The overall architecture of the platform has been technically tested while well-prepared scenarios have been evaluated. The evaluation results showed the feasibility of the proposed platform to be successfully used by physicians and civilians. Encouraged by these results the optimization of the platform for a wider delivery of telemedical services in the near future is under consideration. It is expected that the use of such platform will effectively improve the provision of health care services, reduce the related costs in terms of time and unnecessary transfers, and increasingly enhance the quality of life of individuals living in remote/isolated regions.

The results proved the functionality and utilization of the platform in Greece and Cyprus and the positive impact on psychological health of the participants.

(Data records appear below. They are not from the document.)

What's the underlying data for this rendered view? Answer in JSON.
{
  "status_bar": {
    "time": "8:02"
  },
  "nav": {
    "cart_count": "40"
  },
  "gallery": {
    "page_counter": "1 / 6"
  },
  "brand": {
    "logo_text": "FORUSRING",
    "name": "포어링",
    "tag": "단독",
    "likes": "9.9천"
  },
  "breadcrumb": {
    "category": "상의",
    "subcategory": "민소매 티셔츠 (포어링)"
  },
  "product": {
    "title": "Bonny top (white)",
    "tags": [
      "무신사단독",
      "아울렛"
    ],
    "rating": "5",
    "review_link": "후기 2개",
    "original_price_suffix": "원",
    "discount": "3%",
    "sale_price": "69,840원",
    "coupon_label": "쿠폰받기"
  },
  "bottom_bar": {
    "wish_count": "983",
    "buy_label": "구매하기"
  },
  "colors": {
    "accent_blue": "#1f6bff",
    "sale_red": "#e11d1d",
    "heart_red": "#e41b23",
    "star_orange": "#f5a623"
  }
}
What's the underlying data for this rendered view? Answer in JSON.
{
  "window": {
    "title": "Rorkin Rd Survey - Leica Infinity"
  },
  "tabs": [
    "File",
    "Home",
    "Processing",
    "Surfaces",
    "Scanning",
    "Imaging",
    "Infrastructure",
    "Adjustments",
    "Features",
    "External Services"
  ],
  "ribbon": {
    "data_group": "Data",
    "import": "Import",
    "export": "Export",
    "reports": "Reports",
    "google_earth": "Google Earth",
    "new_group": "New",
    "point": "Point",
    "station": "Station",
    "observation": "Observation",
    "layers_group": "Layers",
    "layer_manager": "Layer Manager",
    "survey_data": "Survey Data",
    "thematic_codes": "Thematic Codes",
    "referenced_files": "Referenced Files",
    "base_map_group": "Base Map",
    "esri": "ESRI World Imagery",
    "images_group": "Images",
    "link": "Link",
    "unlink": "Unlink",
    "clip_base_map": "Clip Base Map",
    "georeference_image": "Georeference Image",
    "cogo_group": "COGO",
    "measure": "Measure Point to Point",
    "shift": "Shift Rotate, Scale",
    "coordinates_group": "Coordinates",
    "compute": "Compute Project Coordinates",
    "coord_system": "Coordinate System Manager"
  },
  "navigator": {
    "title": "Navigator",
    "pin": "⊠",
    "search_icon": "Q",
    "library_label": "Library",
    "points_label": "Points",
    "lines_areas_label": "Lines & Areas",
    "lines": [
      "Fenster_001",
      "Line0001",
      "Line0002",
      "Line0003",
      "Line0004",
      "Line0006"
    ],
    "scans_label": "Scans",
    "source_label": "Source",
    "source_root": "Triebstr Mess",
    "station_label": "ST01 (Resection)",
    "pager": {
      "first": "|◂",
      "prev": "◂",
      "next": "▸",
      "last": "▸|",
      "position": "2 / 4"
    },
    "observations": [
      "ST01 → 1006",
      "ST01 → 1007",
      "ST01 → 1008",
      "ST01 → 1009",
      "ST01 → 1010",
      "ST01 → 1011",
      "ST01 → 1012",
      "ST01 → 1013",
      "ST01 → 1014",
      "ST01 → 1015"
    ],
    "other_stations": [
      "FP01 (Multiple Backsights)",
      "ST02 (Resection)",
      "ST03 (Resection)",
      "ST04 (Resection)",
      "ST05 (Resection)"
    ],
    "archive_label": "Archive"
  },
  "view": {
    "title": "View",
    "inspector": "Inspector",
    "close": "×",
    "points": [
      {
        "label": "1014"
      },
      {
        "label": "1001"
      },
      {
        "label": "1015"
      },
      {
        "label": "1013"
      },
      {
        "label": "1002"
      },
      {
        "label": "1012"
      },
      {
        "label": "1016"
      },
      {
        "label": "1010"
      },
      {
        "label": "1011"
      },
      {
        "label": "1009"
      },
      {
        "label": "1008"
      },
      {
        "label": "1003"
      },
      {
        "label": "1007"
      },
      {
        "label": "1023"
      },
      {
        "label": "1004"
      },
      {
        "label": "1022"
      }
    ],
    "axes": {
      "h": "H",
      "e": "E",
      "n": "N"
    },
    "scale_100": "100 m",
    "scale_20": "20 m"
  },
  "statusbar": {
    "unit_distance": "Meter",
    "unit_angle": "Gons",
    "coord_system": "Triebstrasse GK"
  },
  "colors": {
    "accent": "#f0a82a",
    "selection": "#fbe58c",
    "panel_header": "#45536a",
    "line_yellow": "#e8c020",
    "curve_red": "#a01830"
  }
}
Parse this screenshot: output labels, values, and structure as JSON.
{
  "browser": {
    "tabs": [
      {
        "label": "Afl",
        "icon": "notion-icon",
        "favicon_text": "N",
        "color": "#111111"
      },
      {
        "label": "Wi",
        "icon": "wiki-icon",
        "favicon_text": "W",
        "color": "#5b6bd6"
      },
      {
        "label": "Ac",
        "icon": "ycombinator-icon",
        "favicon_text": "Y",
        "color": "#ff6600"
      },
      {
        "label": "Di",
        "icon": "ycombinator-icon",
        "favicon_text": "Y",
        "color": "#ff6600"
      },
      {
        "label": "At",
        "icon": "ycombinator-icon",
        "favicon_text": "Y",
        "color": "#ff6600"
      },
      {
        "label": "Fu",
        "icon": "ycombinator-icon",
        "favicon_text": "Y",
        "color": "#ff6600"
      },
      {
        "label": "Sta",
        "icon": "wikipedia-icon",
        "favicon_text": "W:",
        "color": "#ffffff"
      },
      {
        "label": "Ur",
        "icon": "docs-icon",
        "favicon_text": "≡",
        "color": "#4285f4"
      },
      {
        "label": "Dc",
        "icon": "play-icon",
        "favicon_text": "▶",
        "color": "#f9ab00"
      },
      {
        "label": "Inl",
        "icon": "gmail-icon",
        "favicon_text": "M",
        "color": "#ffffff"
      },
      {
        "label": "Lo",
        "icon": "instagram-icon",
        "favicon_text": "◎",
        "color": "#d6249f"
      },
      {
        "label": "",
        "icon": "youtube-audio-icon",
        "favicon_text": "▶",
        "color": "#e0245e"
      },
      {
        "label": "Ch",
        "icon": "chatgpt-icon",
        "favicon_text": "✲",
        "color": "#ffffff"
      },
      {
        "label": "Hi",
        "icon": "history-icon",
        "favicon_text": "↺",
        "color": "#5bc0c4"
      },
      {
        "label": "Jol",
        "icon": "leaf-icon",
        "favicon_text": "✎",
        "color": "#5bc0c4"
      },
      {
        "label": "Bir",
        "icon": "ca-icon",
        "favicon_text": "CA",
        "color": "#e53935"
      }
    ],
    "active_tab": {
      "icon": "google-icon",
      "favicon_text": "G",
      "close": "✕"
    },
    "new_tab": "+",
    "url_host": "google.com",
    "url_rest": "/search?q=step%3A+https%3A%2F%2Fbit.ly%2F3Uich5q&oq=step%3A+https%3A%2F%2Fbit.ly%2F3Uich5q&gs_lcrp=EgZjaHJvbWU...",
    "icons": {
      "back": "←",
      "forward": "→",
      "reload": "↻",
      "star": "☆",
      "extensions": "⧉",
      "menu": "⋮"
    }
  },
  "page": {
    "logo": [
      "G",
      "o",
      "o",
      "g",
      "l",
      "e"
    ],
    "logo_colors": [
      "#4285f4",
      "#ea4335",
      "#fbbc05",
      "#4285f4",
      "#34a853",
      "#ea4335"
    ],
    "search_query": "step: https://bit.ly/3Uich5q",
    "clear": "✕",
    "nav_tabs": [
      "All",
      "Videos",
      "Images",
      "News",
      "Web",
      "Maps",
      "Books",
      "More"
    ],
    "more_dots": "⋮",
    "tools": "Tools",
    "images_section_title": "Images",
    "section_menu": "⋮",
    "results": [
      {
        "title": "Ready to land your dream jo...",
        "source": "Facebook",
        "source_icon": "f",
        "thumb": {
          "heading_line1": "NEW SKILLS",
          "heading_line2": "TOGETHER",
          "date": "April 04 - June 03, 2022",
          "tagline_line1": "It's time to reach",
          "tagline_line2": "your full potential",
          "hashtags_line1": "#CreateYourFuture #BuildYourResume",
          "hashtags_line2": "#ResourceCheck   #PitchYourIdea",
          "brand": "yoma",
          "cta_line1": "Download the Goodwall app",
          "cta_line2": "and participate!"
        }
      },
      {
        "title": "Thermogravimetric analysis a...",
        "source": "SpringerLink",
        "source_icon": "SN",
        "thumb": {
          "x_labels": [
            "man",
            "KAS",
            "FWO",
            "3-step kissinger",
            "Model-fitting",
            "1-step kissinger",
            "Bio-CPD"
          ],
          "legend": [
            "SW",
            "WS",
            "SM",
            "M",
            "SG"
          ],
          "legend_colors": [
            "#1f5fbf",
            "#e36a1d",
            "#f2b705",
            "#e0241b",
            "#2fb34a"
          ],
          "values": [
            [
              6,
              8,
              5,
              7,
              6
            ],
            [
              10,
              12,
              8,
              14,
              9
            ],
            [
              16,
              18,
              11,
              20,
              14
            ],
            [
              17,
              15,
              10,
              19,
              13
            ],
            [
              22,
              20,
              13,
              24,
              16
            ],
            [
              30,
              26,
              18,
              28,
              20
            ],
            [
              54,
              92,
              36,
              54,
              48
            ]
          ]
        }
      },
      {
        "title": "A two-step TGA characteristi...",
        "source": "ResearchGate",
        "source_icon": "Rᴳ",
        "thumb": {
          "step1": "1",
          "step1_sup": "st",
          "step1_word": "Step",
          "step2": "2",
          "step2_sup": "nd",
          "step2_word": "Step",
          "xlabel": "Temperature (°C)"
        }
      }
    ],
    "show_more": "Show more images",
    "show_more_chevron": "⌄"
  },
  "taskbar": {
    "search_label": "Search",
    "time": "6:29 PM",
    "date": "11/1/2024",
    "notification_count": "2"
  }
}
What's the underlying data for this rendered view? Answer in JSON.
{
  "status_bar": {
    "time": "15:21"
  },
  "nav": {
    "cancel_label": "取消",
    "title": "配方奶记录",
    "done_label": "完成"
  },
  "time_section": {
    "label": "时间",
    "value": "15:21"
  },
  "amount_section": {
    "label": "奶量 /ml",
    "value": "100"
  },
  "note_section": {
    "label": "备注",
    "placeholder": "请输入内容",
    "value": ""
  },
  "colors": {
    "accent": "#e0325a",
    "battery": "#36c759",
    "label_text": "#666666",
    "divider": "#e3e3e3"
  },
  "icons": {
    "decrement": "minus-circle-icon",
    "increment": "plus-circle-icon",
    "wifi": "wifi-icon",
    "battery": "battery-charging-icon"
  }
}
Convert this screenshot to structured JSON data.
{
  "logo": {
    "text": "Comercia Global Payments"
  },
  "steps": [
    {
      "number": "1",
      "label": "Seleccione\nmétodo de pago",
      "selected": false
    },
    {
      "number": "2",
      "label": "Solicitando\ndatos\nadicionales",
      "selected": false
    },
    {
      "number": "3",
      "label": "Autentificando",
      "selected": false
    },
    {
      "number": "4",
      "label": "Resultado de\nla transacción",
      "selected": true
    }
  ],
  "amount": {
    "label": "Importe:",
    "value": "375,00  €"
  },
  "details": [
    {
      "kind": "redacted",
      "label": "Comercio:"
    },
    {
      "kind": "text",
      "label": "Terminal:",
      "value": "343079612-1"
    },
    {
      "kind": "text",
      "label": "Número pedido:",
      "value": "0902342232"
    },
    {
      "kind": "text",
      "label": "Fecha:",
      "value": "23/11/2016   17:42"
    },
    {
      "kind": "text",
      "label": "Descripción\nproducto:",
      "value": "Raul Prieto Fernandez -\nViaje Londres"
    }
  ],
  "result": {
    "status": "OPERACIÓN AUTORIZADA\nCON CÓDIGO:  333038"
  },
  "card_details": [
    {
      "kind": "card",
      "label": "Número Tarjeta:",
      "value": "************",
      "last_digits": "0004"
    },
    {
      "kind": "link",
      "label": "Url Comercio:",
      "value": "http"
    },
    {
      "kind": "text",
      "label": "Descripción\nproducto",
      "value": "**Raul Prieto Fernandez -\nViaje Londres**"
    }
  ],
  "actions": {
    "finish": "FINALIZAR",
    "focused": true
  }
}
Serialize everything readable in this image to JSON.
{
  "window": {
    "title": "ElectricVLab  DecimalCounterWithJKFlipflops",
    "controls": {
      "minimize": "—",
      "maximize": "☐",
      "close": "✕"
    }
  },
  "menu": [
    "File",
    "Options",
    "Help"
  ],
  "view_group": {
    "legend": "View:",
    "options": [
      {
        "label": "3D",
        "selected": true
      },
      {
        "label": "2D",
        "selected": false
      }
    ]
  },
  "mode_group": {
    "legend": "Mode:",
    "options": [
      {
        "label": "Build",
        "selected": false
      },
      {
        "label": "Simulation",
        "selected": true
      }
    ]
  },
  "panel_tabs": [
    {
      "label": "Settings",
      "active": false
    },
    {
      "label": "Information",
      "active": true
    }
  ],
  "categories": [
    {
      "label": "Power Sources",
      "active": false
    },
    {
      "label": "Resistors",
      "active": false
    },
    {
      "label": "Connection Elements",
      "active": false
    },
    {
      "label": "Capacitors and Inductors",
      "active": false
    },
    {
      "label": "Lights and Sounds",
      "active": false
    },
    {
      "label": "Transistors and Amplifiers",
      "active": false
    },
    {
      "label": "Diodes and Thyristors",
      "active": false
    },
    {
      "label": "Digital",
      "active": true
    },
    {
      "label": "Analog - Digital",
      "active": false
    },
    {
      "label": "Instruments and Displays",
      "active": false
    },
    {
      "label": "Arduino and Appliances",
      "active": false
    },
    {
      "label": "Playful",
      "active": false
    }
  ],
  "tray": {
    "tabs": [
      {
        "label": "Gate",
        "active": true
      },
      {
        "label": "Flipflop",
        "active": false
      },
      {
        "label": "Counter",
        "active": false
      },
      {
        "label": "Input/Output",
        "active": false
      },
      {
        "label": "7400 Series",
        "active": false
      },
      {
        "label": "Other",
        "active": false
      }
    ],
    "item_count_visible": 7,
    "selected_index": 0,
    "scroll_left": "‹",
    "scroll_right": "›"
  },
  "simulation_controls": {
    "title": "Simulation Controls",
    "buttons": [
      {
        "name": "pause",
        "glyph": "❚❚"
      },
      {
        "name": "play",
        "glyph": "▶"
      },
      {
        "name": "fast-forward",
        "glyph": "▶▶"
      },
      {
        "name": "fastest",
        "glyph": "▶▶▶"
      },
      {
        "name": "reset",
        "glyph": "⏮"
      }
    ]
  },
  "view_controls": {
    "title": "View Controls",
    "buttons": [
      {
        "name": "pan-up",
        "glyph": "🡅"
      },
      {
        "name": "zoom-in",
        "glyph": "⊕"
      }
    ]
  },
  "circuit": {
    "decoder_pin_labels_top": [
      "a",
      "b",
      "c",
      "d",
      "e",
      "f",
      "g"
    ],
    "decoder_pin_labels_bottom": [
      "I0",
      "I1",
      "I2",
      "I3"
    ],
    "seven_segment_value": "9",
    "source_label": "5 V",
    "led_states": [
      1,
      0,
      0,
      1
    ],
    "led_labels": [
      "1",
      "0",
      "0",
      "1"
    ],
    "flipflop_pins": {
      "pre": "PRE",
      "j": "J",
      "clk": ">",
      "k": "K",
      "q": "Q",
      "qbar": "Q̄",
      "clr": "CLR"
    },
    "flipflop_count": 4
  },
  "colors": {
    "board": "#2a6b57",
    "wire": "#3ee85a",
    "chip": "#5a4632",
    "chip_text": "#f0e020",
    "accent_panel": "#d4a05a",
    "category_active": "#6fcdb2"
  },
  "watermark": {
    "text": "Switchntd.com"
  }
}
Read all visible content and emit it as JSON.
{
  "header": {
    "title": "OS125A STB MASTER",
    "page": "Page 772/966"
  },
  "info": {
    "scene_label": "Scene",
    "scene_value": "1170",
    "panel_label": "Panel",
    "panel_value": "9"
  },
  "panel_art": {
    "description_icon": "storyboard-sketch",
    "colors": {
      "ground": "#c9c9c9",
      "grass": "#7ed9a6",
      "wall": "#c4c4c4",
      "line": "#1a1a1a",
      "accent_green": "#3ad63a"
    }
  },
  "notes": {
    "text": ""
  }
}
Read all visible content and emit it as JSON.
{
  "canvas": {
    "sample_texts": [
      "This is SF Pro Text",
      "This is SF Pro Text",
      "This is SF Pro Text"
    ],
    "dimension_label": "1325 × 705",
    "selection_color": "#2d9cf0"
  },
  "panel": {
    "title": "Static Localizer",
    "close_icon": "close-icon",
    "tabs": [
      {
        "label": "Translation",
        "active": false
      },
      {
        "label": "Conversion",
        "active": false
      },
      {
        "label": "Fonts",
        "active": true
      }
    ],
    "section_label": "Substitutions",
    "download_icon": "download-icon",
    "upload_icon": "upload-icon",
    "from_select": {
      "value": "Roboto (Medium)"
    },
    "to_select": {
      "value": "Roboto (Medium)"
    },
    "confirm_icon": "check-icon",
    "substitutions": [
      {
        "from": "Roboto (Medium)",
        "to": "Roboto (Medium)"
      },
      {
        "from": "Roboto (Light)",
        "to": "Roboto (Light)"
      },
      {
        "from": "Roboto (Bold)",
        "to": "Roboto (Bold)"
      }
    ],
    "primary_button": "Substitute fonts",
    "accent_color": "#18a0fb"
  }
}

However, further actions are needed in order to enable the local health care systems and the different group population to be familiarized and use in their everyday live mature technological solutions for the provision of health care services.

Acknowledgments

The Tile-Ippokratis is an integrated pilot ehealth platform for improving health care provision between rural health centers in the island of Chios and the Nikosia General Hospital/intensive care unit and is founded by INTERREG III Greece-Cyprus fund. The author wishes to thank the project partners and the researchers, for their contribution and fruitful collaboration. The work they performed in these projects has provided valuable insight into some issues addressed in the present paper.